I'd mentioned this to her, and she reminded me she'd signed up for the bounty hunting. While it wasn't officially sanctioned by the tribunal, there was a long list of rebels, terrorists and war criminals out there, and the Peacekeepers usually found themselves responsible for getting them back. That explained, the fact that Katie would choose to fight with only non-lethal weapons made a whole lot more sense. It was a challenge.

She casually mentioned some of the names she'd brought in. I recognized a known pirate leader, which impressed me. Leaders of piratical groups tend to operate in an organized crime sort of way. Those in charge rarely make public appearances, so it was quite a coup for the peacekeepers in general and Katie in particular.

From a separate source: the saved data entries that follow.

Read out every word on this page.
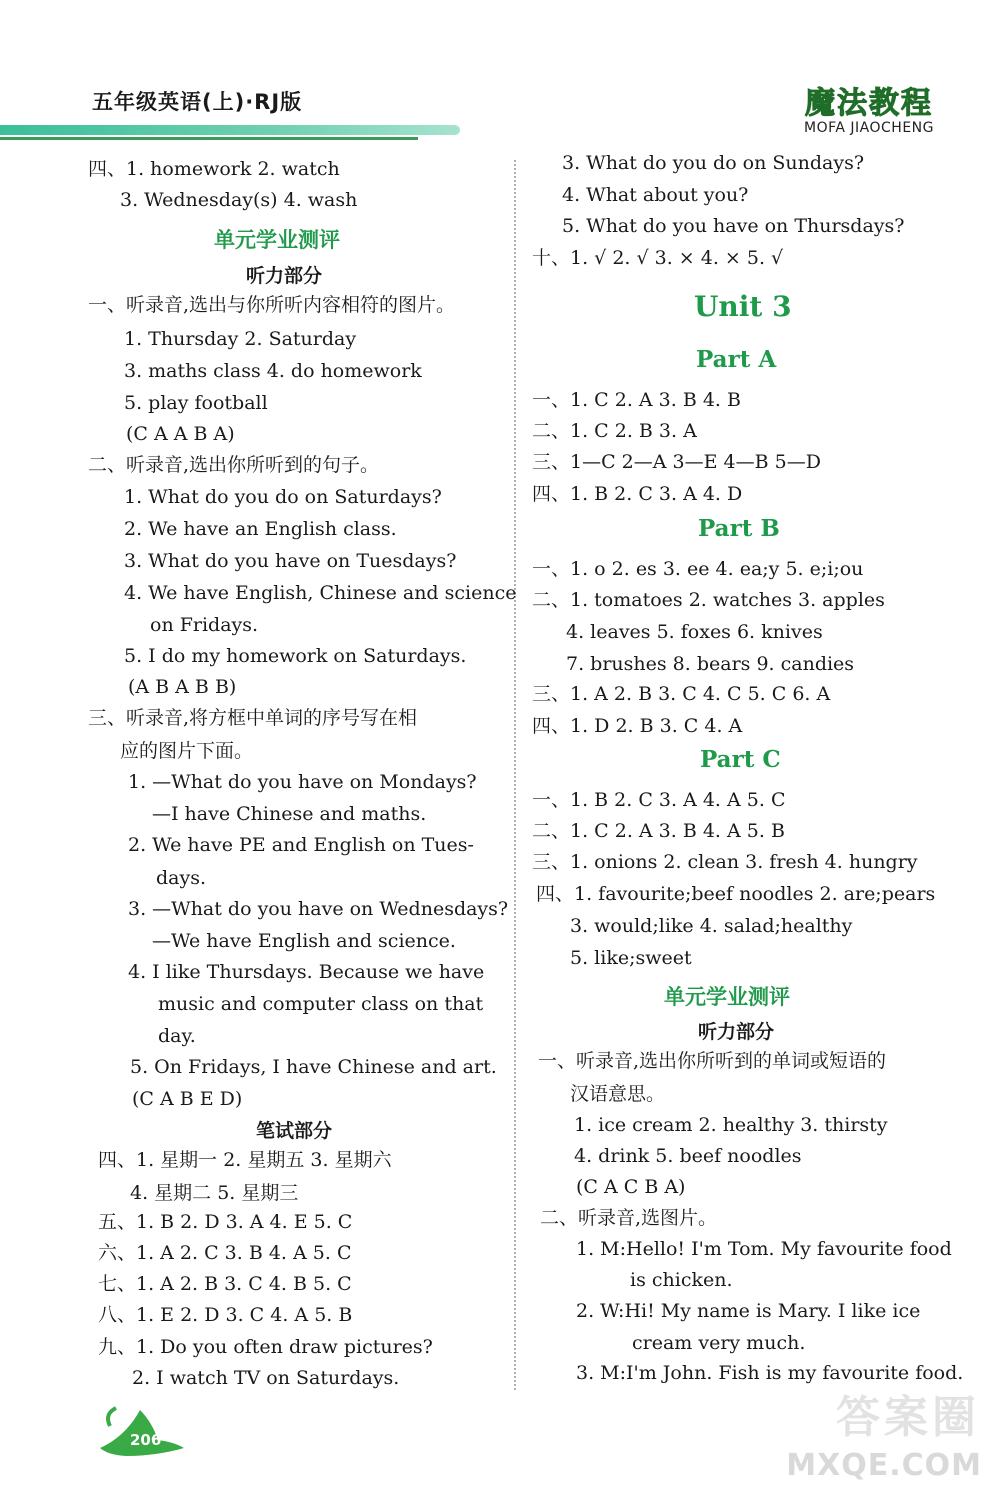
五年级英语(上)·RJ版	魔法教程
MOFA JIAOCHENG
四、1. homework 2. watch
3. Wednesday(s) 4. wash
单元学业测评
听力部分
一、听录音,选出与你所听内容相符的图片。
1. Thursday 2. Saturday
3. maths class 4. do homework
5. play football
(C A A B A)
二、听录音,选出你所听到的句子。
1. What do you do on Saturdays?
2. We have an English class.
3. What do you have on Tuesdays?
4. We have English, Chinese and science
on Fridays.
5. I do my homework on Saturdays.
(A B A B B)
三、听录音,将方框中单词的序号写在相
应的图片下面。
1. —What do you have on Mondays?
—I have Chinese and maths.
2. We have PE and English on Tues-
days.
3. —What do you have on Wednesdays?
—We have English and science.
4. I like Thursdays. Because we have
music and computer class on that
day.
5. On Fridays, I have Chinese and art.
(C A B E D)
笔试部分
四、1. 星期一 2. 星期五 3. 星期六
4. 星期二 5. 星期三
五、1. B 2. D 3. A 4. E 5. C
六、1. A 2. C 3. B 4. A 5. C
七、1. A 2. B 3. C 4. B 5. C
八、1. E 2. D 3. C 4. A 5. B
九、1. Do you often draw pictures?
2. I watch TV on Saturdays.
3. What do you do on Sundays?
4. What about you?
5. What do you have on Thursdays?
十、1. √ 2. √ 3. × 4. × 5. √
Unit 3
Part A
一、1. C 2. A 3. B 4. B
二、1. C 2. B 3. A
三、1—C 2—A 3—E 4—B 5—D
四、1. B 2. C 3. A 4. D
Part B
一、1. o 2. es 3. ee 4. ea;y 5. e;i;ou
二、1. tomatoes 2. watches 3. apples
4. leaves 5. foxes 6. knives
7. brushes 8. bears 9. candies
三、1. A 2. B 3. C 4. C 5. C 6. A
四、1. D 2. B 3. C 4. A
Part C
一、1. B 2. C 3. A 4. A 5. C
二、1. C 2. A 3. B 4. A 5. B
三、1. onions 2. clean 3. fresh 4. hungry
四、1. favourite;beef noodles 2. are;pears
3. would;like 4. salad;healthy
5. like;sweet
单元学业测评
听力部分
一、听录音,选出你所听到的单词或短语的
汉语意思。
1. ice cream 2. healthy 3. thirsty
4. drink 5. beef noodles
(C A C B A)
二、听录音,选图片。
1. M:Hello! I'm Tom. My favourite food
is chicken.
2. W:Hi! My name is Mary. I like ice
cream very much.
3. M:I'm John. Fish is my favourite food.
206	答案圈
MXQE.COM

Other names she dropped included a few war criminals from the Yotia conflict. The exiles naturally had an interest in hunting them down, as they hoped it would help redeem them in the eyes of the galactic community. Katie had found some of the higher-up folks who'd been missing for a while. Higher-ups in the military at the time had almost uniformly ran; only those who were honest had turned themselves in immediately. Ironically enough, with public sentiment as outraged as it was, those were the criminals whose sentence was toughest. Luckily for me during the time of the incident I was a low-paid technician working with a team on a crappy Resonator knock-off that refused to work in ways the physical universe dictated it ought to. Considering how that turned out, of course, it wasn't that great, but it was certainly better than being branded a war criminal.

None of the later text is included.